Republicans may tank Manchin's energy deregulation bill to get revenge on him: report
Senator Joe Manchin speaking during an event in 2017. (Third Way Think Tank)

When Manchin helped Democrats pass the Inflation Reduction Act, securing hundreds of billions for health care and climate reforms, one of the conditions was that Manchin could introduce a bill for permitting reform — which would help energy and infrastructure projects around the country, both clean and dirty, get approved more quickly, including, crucially, a pipeline in Manchin's home state of West Virginia.

Energy deregulation has long been a goal of Republicans, so in theory the GOP would be more solid allies for helping Manchin get his permitting bill passed than his fellow Democrats. But according to POLITICO on Monday, many Republicans, still enraged over Manchin's key role in the IRA, are threatening to hold the line against the bill, just to spite him.

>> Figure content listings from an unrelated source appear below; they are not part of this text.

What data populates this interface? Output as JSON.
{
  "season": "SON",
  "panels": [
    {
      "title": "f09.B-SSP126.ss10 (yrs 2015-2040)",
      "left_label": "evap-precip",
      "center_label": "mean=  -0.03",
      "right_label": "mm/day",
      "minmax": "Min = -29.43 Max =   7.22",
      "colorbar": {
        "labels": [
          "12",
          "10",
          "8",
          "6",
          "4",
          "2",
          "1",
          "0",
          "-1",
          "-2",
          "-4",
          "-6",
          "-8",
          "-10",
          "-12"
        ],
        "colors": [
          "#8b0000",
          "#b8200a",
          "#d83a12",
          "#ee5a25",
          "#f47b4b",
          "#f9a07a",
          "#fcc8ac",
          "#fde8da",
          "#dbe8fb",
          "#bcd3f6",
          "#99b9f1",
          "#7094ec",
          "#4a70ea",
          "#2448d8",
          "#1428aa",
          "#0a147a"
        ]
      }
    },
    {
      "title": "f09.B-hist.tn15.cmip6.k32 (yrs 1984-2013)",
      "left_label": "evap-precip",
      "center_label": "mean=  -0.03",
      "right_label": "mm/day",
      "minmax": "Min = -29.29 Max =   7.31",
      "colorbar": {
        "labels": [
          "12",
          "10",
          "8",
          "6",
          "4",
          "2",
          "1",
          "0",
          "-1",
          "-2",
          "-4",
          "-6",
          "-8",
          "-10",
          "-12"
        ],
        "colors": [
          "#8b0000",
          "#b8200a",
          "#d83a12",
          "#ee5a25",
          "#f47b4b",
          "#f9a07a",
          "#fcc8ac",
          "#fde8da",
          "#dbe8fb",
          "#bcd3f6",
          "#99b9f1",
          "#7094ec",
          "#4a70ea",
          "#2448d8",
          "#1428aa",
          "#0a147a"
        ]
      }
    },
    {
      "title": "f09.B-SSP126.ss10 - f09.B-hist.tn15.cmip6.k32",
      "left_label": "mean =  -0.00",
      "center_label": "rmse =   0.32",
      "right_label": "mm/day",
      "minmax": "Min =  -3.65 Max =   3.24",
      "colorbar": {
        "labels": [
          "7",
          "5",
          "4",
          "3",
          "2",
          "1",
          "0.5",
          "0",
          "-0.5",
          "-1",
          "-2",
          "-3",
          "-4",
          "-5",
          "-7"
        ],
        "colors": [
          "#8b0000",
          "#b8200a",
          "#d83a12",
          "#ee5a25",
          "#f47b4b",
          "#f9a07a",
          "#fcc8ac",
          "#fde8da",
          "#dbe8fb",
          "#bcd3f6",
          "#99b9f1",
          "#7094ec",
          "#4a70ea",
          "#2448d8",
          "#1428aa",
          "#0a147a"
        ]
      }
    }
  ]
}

"With progressives already balking, several Republicans said Monday night that they might not provide the votes needed to break a filibuster of permitting reform, a key cog of this summer’s Democratic climate, health care and tax deal," reported Caitlin Emma, Burgess Everett, and Sarah Ferris. "Though easing construction of energy projects is a longstanding core GOP goal, the party’s senators said they were under no obligation to cough up perhaps a dozen or more votes that Democrats need to get Manchin’s vision done."

"Sen. John Cornyn (R-Texas) said that 'I don’t think you can count on any Republicans to vote for something they haven’t seen.' But there’s another factor: Manchin’s agreement with Majority Leader Chuck Schumer to pass their party-line domestic policy centerpiece this summer — with permitting reform as a side agreement, requiring votes from both parties to pass later.," said the report. "'Given what Senator Manchin did on the reconciliation bill, [it’s] engendered a lot of bad blood,' Cornyn said. 'There’s not a lot of sympathy on our side to provide Sen. Manchin a reward.'"

All of this comes as Democrats themselves are divided over whether to pass the bill in the first place; while the as-yet-unreleased bill could, in theory, make it easier to build green energy projects and mass transit, many progressives believe that the easier approval process for oil and gas drilling and pipelines would not be worth that benefit.

"Democrats believe Republicans are exacting revenge on Manchin and Democrats for steamrolling them this summer," said the report. The majority party passed a microchip bill with bipartisan votes, then announced a deal between Manchin and Schumer that plowed hundreds of billions of dollars into fighting climate change, imposed a corporate minimum tax and extended expiring health care subsidies. 'I think they just don’t want to give another win to either a Democratic Senate or a Joe Manchin,' said Sen. Martin Heinrich (D-N.M.)."